The quantitative relationship between the physical impact on the head, for instance the head’s acceleration, and any actual brain injury “is the subject of considerable active research,” Leggieri said. “As that relationship becomes defined, these data will help guide potential TBI prevention or treatment strategies.”
Because the ACH is subjected to a wide range of motion on the battlefield, the sensor data must be carefully sorted and calibrated now that the first generation of sensors has been collected from the Soldiers who wore them, officials said.

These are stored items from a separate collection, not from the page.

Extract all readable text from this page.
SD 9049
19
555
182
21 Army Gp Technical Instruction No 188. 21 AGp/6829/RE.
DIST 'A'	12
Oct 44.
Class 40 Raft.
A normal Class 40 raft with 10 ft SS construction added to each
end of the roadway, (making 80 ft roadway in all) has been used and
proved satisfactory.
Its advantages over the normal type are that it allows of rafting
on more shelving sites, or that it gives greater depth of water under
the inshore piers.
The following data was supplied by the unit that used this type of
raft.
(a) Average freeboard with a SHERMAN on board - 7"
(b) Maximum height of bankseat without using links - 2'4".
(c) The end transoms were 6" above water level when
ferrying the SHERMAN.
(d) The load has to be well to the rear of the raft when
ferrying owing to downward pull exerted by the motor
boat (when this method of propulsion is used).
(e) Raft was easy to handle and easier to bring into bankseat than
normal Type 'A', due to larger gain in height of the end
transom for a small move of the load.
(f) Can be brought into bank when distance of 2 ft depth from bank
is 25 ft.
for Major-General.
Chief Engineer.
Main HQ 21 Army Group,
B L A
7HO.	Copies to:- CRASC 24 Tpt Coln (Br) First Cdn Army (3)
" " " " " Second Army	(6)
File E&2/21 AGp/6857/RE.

Within the next six months, the officials expect to have completed the first phase of their data analysis. Extensive laboratory tests have been conducted to measure a wide range of head acceleration conditions, from blasts to impacts to falls. These tests will help the Army differentiate between impacts that resulted from the helmet simply being dropped, bumped or thrown, and blast-related impacts.
The end result of this analysis will be that the Army will have defined a more exact line between a non-blast event and a blast event. To date, more than 150,000 sensor recordings have been downloaded and entered into the test database. “Certain, subtle differences have been identified that can distinguish the two conditions,” Leggieri said.
The data obtained from the helmet sensors will have value long after it is collected in theater, Fuller said. Ultimately, the data gathered on impacts to the helmet may give TBI researchers a clearer picture of what levels and kinds of head trauma should be studied, to gain information with the greatest relevance to service members on the battlefield.
“We recognize that traumatic brain injury is a major concern on the modern battlefield, and we can ensure our servicemembers that the Army is doing everything in its power to prevent and alleviate TBI,” Fuller said.